Since beaches are one of the prime attractions in San Diego, Pacific Beach is facing the brunt of the effects. With 10,000 single-family homes serving as dedicated STVRs, 42 percent are in PB and Mission Beach, according to County Transient Occupancy Tax license records.
While visitors spend money into the economy, Council member Zapf argues that the impact is narrow and doesn’t serve the interests of the community at large. “How many of these vacationers are going take dance or music lessons?” she asked. “How many are going to visit the eye doctor? The cleaners? These are not people supporting the small businesses we start up and depend on for our livelihoods. Restaurants do well, but what about the pet stores?”
Moreover, Zapf worries that investors pouring money into San Diego’s unregulated STVR market to snatch up properties is driving out residents and irreparably damaging the quality of life for those left behind.
“Schools start losing enrollment because families aren’t living here,” she continued. “You start losing your volunteers. You don’t have people joining Neighborhood Watch because you don’t have neighbors anymore ... We cannot say with a straight face that we have a housing shortage and at the same time say, why don’t we just let people buy up all (the homes) for vacation rentals.”
Ban vs Enforcement
While 46 communities along the California coast, such as Santa Monica, Long Beach and Coronado, have banned STVRs outright, City Attorney Elliot said she hasn’t been able to prosecute violators under existing zoning laws because agencies are awaiting firmer guidelines to arise out of the Oct. 23 session.
Any new rules will better define short term rentals on private property, she added.
“The Mayor controls the Code Enforcement Department,” Elliot said. “If I do not receive an investigative report or anything to trigger [action], I don’t prosecute. If you want to see prosecution, I need it on the books. I need the resources and the Mayoral support. I need our City Council to write rules that give me the ability to enforce them. If you get that, I will do that.”
With only two Council members from the coastal zones most affected by STVRs and previous attempts to limit STVRs defeated in the City Council, the odds are against passage of the more restrictive proposal coming from Bry.
Community Call to Action
While Zapf recommends that PB residents write and call other Council members to convey their concerns before the Oct. 23 meeting, John Thickstun, a PB attorney involved in the STVR issue, said that concerned community members can voice their opposition in person by attending the Oct. 5 University Heights Community Association meeting, where District 3 City Council member Chris Ward, one of the sponsors of the more lenient proposal, will be the featured speaker.
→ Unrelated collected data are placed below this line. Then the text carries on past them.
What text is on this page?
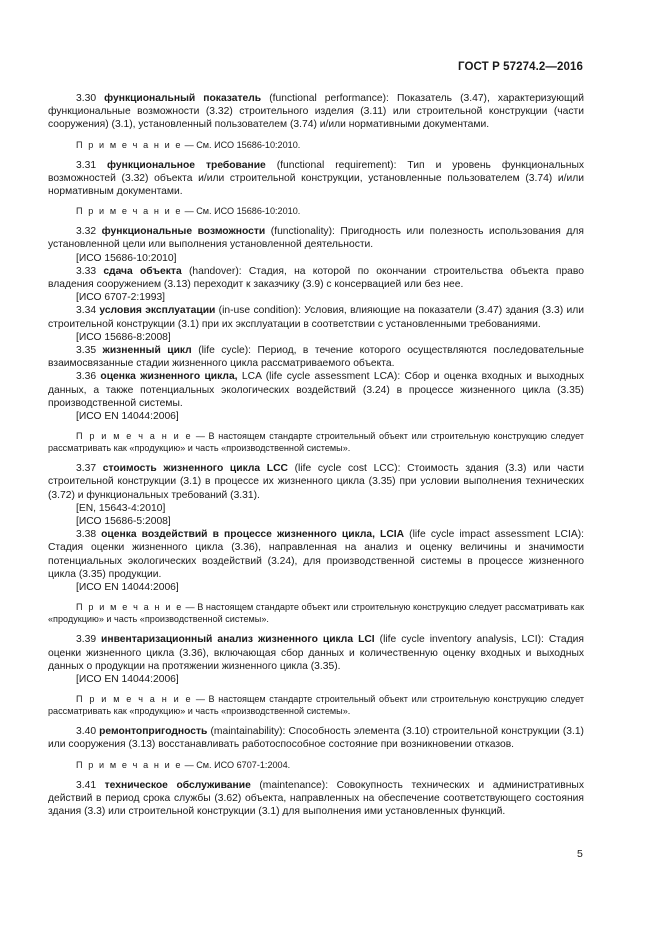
ГОСТ Р 57274.2—2016

3.30 функциональный показатель (functional performance): Показатель (3.47), характеризующий функциональные возможности (3.32) строительного изделия (3.11) или строительной конструкции (части сооружения) (3.1), установленный пользователем (3.74) и/или нормативными документами.

П р и м е ч а н и е — См. ИСО 15686-10:2010.

3.31 функциональное требование (functional requirement): Тип и уровень функциональных возможностей (3.32) объекта и/или строительной конструкции, установленные пользователем (3.74) и/или нормативным документами.

П р и м е ч а н и е — См. ИСО 15686-10:2010.

3.32 функциональные возможности (functionality): Пригодность или полезность использования для установленной цели или выполнения установленной деятельности.

[ИСО 15686-10:2010]

3.33 сдача объекта (handover): Стадия, на которой по окончании строительства объекта право владения сооружением (3.13) переходит к заказчику (3.9) с консервацией или без нее.

[ИСО 6707-2:1993]

3.34 условия эксплуатации (in-use condition): Условия, влияющие на показатели (3.47) здания (3.3) или строительной конструкции (3.1) при их эксплуатации в соответствии с установленными требованиями.

[ИСО 15686-8:2008]

3.35 жизненный цикл (life cycle): Период, в течение которого осуществляются последовательные взаимосвязанные стадии жизненного цикла рассматриваемого объекта.

3.36 оценка жизненного цикла, LCA (life cycle assessment LCA): Сбор и оценка входных и выходных данных, а также потенциальных экологических воздействий (3.24) в процессе жизненного цикла (3.35) производственной системы.

[ИСО EN 14044:2006]

П р и м е ч а н и е — В настоящем стандарте строительный объект или строительную конструкцию следует рассматривать как «продукцию» и часть «производственной системы».

3.37 стоимость жизненного цикла LCC (life cycle cost LCC): Стоимость здания (3.3) или части строительной конструкции (3.1) в процессе их жизненного цикла (3.35) при условии выполнения технических (3.72) и функциональных требований (3.31).

[EN, 15643-4:2010]

[ИСО 15686-5:2008]

3.38 оценка воздействий в процессе жизненного цикла, LCIA (life cycle impact assessment LCIA): Стадия оценки жизненного цикла (3.36), направленная на анализ и оценку величины и значимости потенциальных экологических воздействий (3.24), для производственной системы в процессе жизненного цикла (3.35) продукции.

[ИСО EN 14044:2006]

П р и м е ч а н и е — В настоящем стандарте объект или строительную конструкцию следует рассматривать как «продукцию» и часть «производственной системы».

3.39 инвентаризационный анализ жизненного цикла LCI (life cycle inventory analysis, LCI): Стадия оценки жизненного цикла (3.36), включающая сбор данных и количественную оценку входных и выходных данных о продукции на протяжении жизненного цикла (3.35).

[ИСО EN 14044:2006]

П р и м е ч а н и е — В настоящем стандарте строительный объект или строительную конструкцию следует рассматривать как «продукцию» и часть «производственной системы».

3.40 ремонтопригодность (maintainability): Способность элемента (3.10) строительной конструкции (3.1) или сооружения (3.13) восстанавливать работоспособное состояние при возникновении отказов.

П р и м е ч а н и е — См. ИСО 6707-1:2004.

3.41 техническое обслуживание (maintenance): Совокупность технических и административных действий в период срока службы (3.62) объекта, направленных на обеспечение соответствующего состояния здания (3.3) или строительной конструкции (3.1) для выполнения ими установленных функций.

5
“Council members like Chris Ward are vulnerable because he’s got a ton of these things (STVRs) in his district around Balboa Park,” Thickstun said. “If we can get enough people from the coastal zones to go over there for that meeting, then that’s great. If we can get you all to get down to the Mayor’s office and sit on his desk, that’s even better. That’s what we have to do because we don’t have City Council members that represent enough of us.”
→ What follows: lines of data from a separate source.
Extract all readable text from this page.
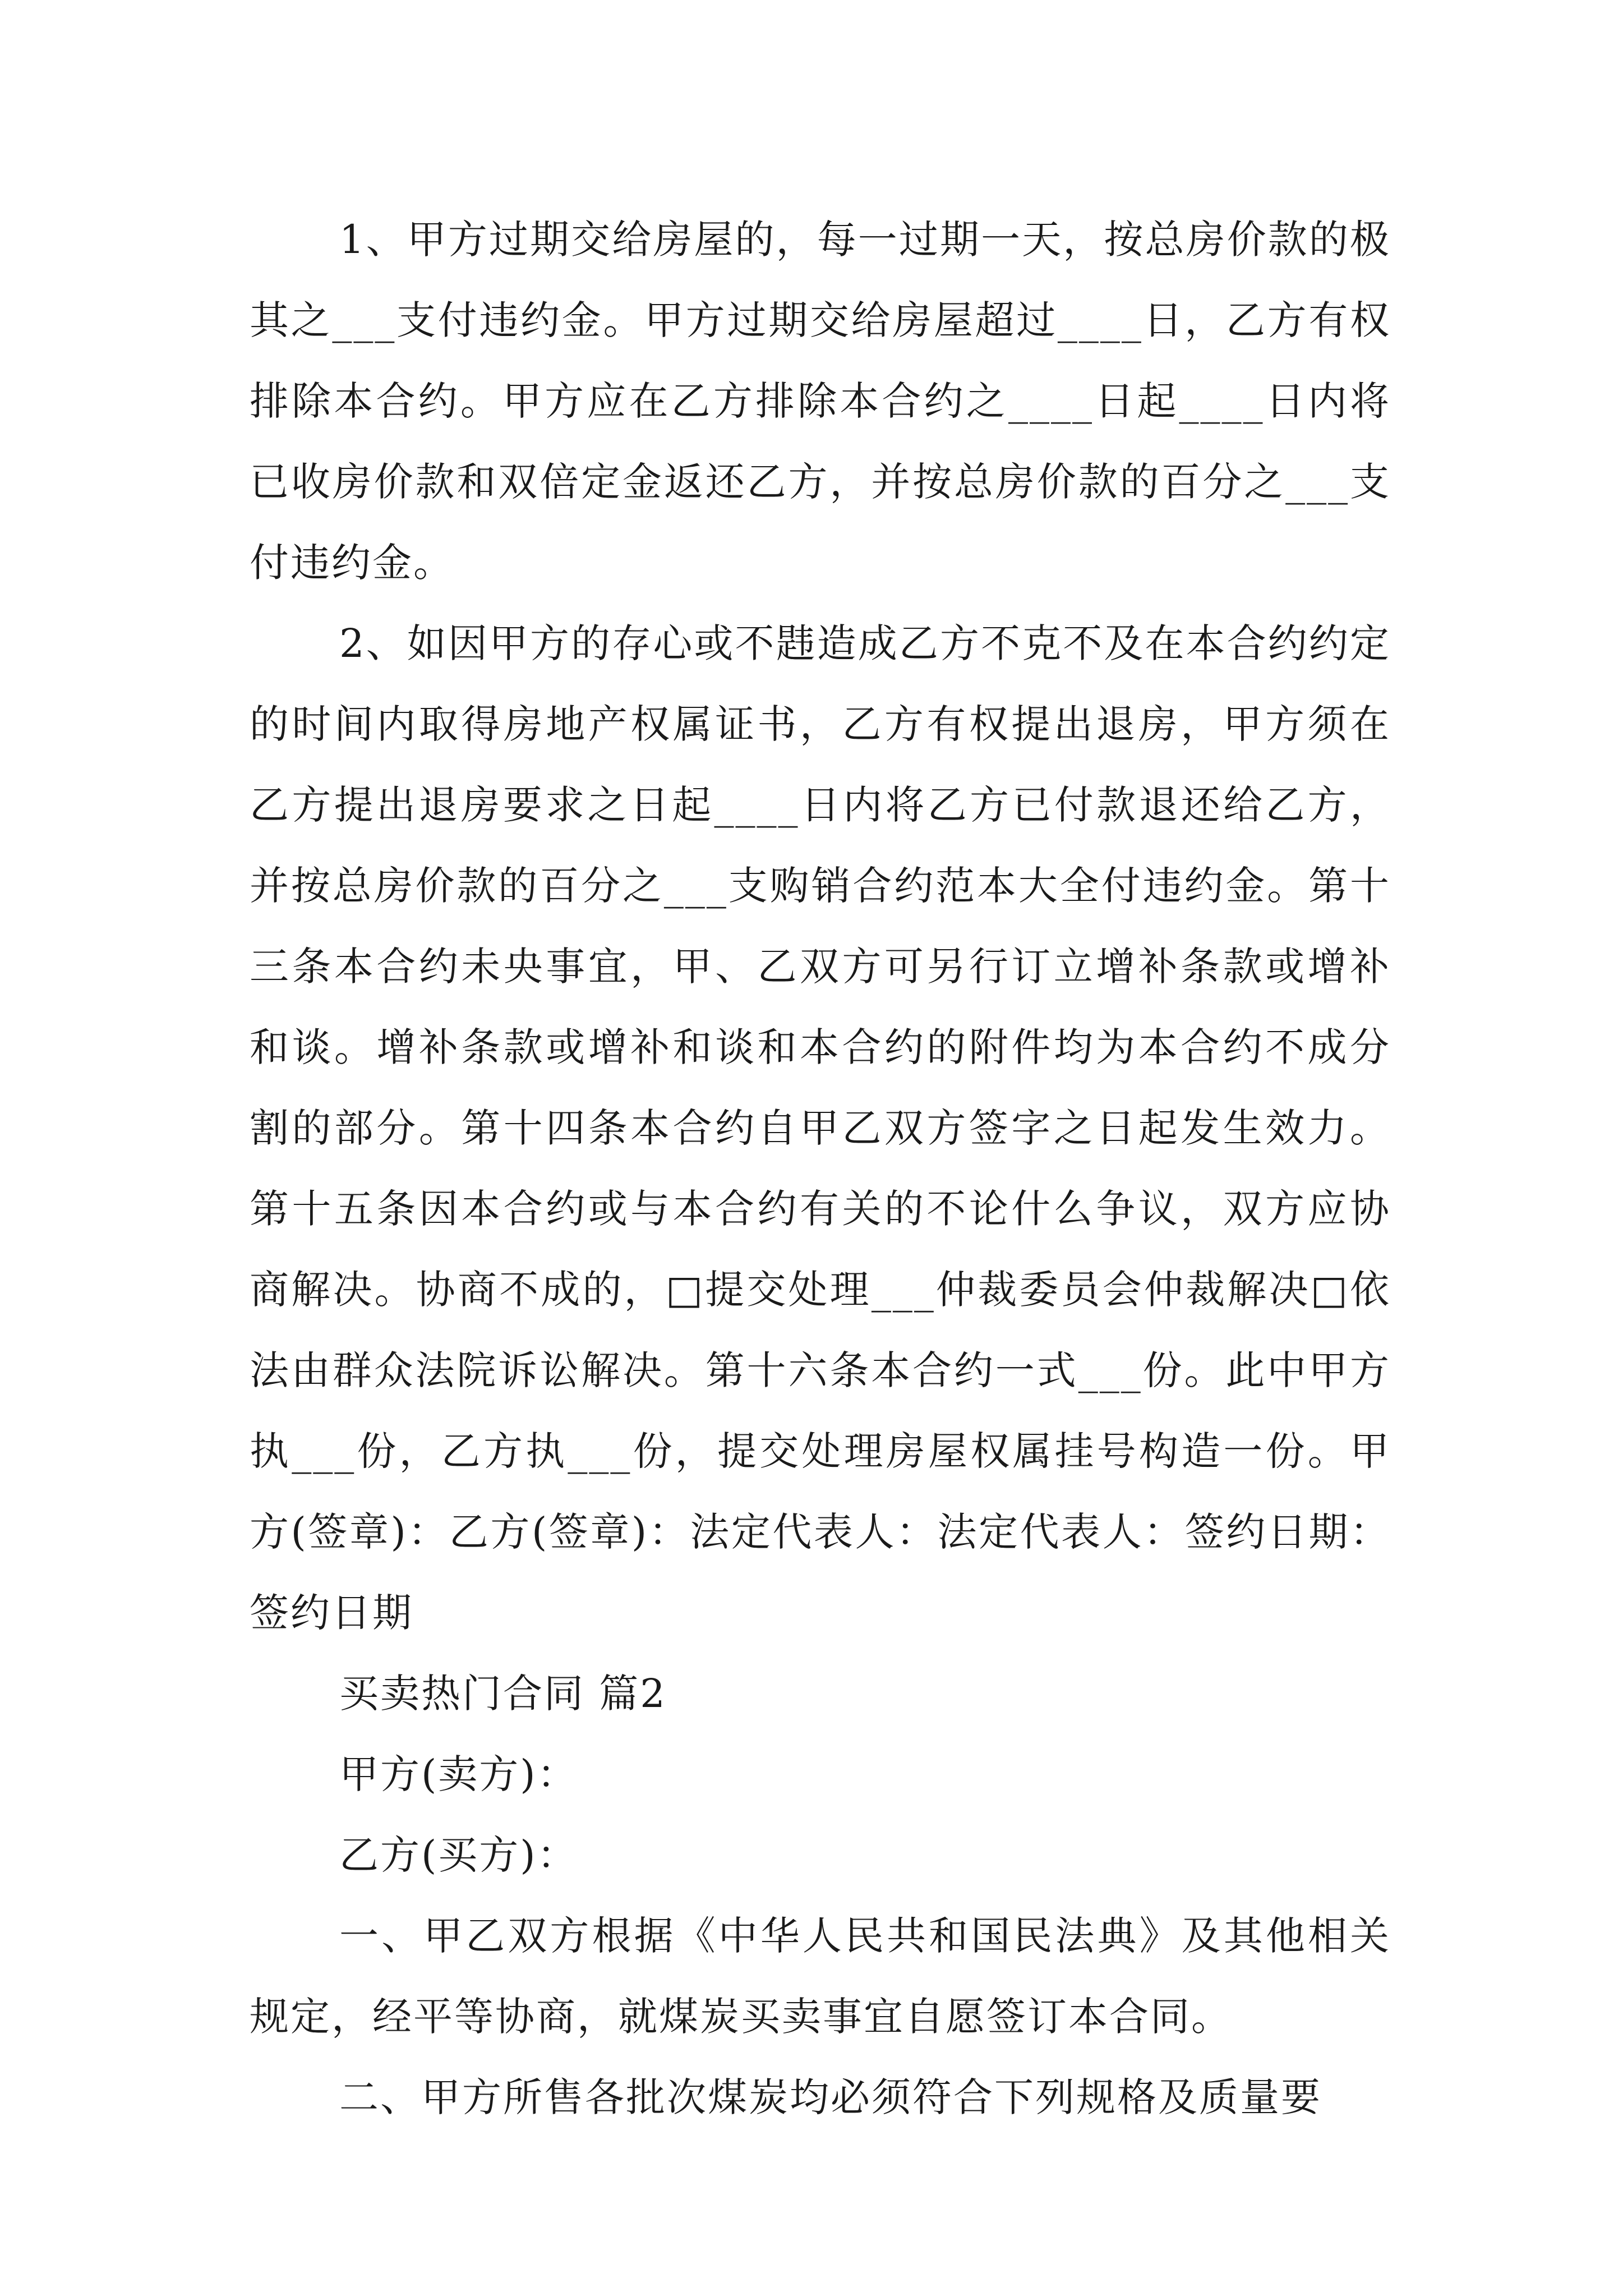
1、甲方过期交给房屋的，每一过期一天，按总房价款的极其之___支付违约金。甲方过期交给房屋超过____日，乙方有权排除本合约。甲方应在乙方排除本合约之____日起____日内将已收房价款和双倍定金返还乙方，并按总房价款的百分之___支付违约金。

2、如因甲方的存心或不韪造成乙方不克不及在本合约约定的时间内取得房地产权属证书，乙方有权提出退房，甲方须在乙方提出退房要求之日起____日内将乙方已付款退还给乙方，并按总房价款的百分之___支购销合约范本大全付违约金。第十三条本合约未央事宜，甲、乙双方可另行订立增补条款或增补和谈。增补条款或增补和谈和本合约的附件均为本合约不成分割的部分。第十四条本合约自甲乙双方签字之日起发生效力。第十五条因本合约或与本合约有关的不论什么争议，双方应协商解决。协商不成的，□提交处理___仲裁委员会仲裁解决□依法由群众法院诉讼解决。第十六条本合约一式___份。此中甲方执___份，乙方执___份，提交处理房屋权属挂号构造一份。甲方(签章)：乙方(签章)：法定代表人：法定代表人：签约日期：签约日期

买卖热门合同 篇2

甲方(卖方)：

乙方(买方)：

一、甲乙双方根据《中华人民共和国民法典》及其他相关规定，经平等协商，就煤炭买卖事宜自愿签订本合同。

二、甲方所售各批次煤炭均必须符合下列规格及质量要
Save San Diego Neighborhoods, a citywide group, is organizing a coalition of hotel owners, hotel workers, labor unions and others to fight against STVRs and plan to march on City Hall before the Oct. 23 meeting.
“[With 10,000 STVRs in San Diego], it doesn’t take a genius to realize when that many homes are used for tourists instead of residents, neighborhoods are going to suffer and eventually die,” said Tom Coats, president of Save San Diego Neighborhoods. “We want our elected leaders to know that this is a serious thing ... The other side has money and influence. We have the people.”